Other imaging techniques had revealed the presence of ancient text under the medieval, but it was so faint and hard to read that the concerted efforts of multiple institutions and experts over the course of a decade have not been successful in making out much of it. The later writers had used ink very similar to the original to write over the parchment once they’d erased the 6th text with calcium, and researchers feared there might not be enough trace iron left for even the synchroton to pick up clear wording.

A study at the Stanford Synchrotron Radiation Lightsource (SSRL) at the Department of Energy’s SLAC National Accelerator Laboratory is scanning a section of the Syriac Palimpsest using X-ray fluorescence (XRF) which takes a more nuanced approached to trace elements.

With the XRF technique, the synchrotron X-rays knock out electrons close to the nuclei of metal atoms, and these holes are filled with outer electrons resulting in characteristic X-ray fluorescence that can be picked up by a sensitive detector.

These fluorescent X-rays can penetrate through layers of text and calcium, and the hidden Galen text and the newer religious text fluoresce in slightly different ways because their inks contain different combinations of metals such as iron, zinc, mercury and copper.

“We’re also interested in the background composition of the parchment and the calcium that covers the original text” says Nicholas Edwards, a research associate at SSRL. “That additional information may allow us to distinguish between the layers of the text.”

For the Galen document, a scan takes about 10 hours for each of the 26 pages.
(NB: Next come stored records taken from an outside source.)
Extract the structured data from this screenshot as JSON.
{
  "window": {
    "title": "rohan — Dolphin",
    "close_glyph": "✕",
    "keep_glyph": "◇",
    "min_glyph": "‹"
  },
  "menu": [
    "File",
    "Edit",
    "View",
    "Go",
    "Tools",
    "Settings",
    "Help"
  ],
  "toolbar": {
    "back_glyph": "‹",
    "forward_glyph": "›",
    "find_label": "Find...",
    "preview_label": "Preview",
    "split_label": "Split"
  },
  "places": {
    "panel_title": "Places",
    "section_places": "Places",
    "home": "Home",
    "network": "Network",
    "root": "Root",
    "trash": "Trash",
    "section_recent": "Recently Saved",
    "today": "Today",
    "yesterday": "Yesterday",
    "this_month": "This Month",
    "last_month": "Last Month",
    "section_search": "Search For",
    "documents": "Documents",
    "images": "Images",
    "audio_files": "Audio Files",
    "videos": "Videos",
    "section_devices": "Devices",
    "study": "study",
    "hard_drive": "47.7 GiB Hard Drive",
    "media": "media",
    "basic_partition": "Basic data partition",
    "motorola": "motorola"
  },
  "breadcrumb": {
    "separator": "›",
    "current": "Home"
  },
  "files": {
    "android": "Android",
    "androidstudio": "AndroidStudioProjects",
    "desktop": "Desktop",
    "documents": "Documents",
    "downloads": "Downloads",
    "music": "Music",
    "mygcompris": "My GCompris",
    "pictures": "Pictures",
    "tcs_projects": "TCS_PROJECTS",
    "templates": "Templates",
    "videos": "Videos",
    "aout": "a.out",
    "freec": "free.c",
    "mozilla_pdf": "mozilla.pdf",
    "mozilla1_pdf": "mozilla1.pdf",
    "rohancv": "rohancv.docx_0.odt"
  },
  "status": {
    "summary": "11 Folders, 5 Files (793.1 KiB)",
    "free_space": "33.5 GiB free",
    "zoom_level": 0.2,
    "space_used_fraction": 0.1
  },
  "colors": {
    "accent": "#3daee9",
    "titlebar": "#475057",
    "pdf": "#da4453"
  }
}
The experiment has collected vast amounts of nuanced data from the X-ray scans, and the researchers are now applying data processing tools, including machine learning, to pull out the information they seek.

“Hidden in all this data, there’s information trying to get out,” says William Sellers, an expert in data processing and the director of the University of Manchester’s zoology department. “And there’s just too much data for humans alone to sift through.”

The early imaging results are very encouraging, with Galen’s original text clearly visible in green behind the medieval text.

Once the scans are complete, they will be added to an online collection of high-resolution photographs of the Syriac Galen Palimpsest as it has been scanned with different imaging techniques over almost a decade of wide-ranging studies. Many earlier files have already been added to the online collection of the Schoenberg Institute for Manuscript Studies at the University of Pennsylvania Libraries and are available to the scholarly community and world at large. It’s a fascinating record of both an ancient document and modern advances in technology.